A cura di Renata Mallia

di Don Backy

Per non essere relegati in particolari riserve ed esprimersi liberamente senza compromessi

Nell’articolo della scorsa settimana, chiudevo con una domanda sul cosa può fare un artista che non volesse accettare troppi compromessi, per affrancarsi da quel limbo di melassa viscosa degli anni ’60, nel quale alcuni di noi sono relegati ( molti con sommo gaudio, dal momento che accettano qualsiasi cosa venga loro proposta pur di apparire in tivvù ), approfittando per rispondere anche a tutti coloro che sono in cerca di mie più frequenti apparizioni in video ( che in parte disattendo di proposito e vi spiego perché ). Ci sono cantanti – anche della mia generazione – decisamente più fortunati di me, la cui indiscussa bravura non giudico – senza falsa modestia – superiore alla mia, in quanto a poetica, attualità di concetti e musicalità.
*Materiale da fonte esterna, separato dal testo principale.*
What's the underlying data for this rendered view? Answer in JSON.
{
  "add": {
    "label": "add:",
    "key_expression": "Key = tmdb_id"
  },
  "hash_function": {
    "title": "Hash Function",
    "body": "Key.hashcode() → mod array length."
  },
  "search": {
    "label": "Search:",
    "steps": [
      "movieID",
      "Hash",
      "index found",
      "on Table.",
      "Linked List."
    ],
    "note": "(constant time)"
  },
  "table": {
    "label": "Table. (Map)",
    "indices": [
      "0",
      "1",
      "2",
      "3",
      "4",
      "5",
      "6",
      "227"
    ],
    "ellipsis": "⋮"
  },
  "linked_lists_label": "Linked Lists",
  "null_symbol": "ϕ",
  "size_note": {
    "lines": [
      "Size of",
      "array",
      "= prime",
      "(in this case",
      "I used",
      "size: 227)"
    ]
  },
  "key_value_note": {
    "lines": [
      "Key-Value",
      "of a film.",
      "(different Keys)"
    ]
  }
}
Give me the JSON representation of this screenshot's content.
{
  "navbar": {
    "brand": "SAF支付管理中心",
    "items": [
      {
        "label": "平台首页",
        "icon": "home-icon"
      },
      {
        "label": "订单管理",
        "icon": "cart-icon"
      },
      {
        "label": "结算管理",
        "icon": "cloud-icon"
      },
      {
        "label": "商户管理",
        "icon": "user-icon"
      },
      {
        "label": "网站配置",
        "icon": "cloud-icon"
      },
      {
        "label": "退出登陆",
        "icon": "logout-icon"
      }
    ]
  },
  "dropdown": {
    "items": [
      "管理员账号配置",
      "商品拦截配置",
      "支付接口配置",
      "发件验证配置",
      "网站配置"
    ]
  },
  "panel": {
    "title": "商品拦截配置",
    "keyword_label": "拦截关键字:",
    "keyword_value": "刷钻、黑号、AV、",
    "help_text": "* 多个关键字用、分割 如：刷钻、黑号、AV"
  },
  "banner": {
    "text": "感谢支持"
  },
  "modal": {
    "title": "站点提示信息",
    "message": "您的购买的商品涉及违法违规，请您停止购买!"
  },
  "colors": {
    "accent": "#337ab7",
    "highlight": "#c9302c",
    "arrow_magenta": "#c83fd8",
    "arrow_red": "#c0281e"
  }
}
Allora – altrettanto retoricamente – mi chiedo: Perché – ad esempio – l’uscita dei Cd di alcuni di questi artisti, viene presentata come un evento – annunciato addirittura nei telegiornali – mentre io ( o chi si sente emarginato come me) non posso godere di un simile privilegio? E ancora: se a lor detti colleghi, vengono spalancate le porte di trasmissioni tivvù prime time, per quale ragione a me – e ad altri, beninteso – non viene concesso lo stesso trattamento, se non qualche passaggio o in trasmissioni mattutine o pomeridiane, dove – peraltro – ci viene chiesto di cantare solo canzoni del nostro glorioso passato o di trasformarci in pupazzoni/conigli, in verdure/carote, o in pseudo inviati ( alcuni incapaci peraltro di gestire un bench minimo vocabolario, e proprio per questo sono usati)? E’ questo – quindi – l’unico sdoganamento possibile? Francamente, lo ritengo offensivo e ghettizzante. Allora, chi non volesse essere sdoganato così, come può fare a sottoporre il se stesso di oggi al giudizio del pubblico? Qualcuno – tra coloro addetti alle scelte artistiche mass/mediali – si è mai interessato per esempio, a valutare criticamente le mie attuali canzoni? Non dico per capirle, poiché il ‘messaggio’ (concetto) in queste contenuto, è diretto, non mediato o criptato da un linguaggio pseudo-cultural-cantautorale, ma almeno per valutarle, nel rispetto degli spiriti creativi liberi. A questa domanda forse non potrò rispondere nemmeno io, ma cercherò comunque di concludere il mio punto di vista, nel prossimo numero.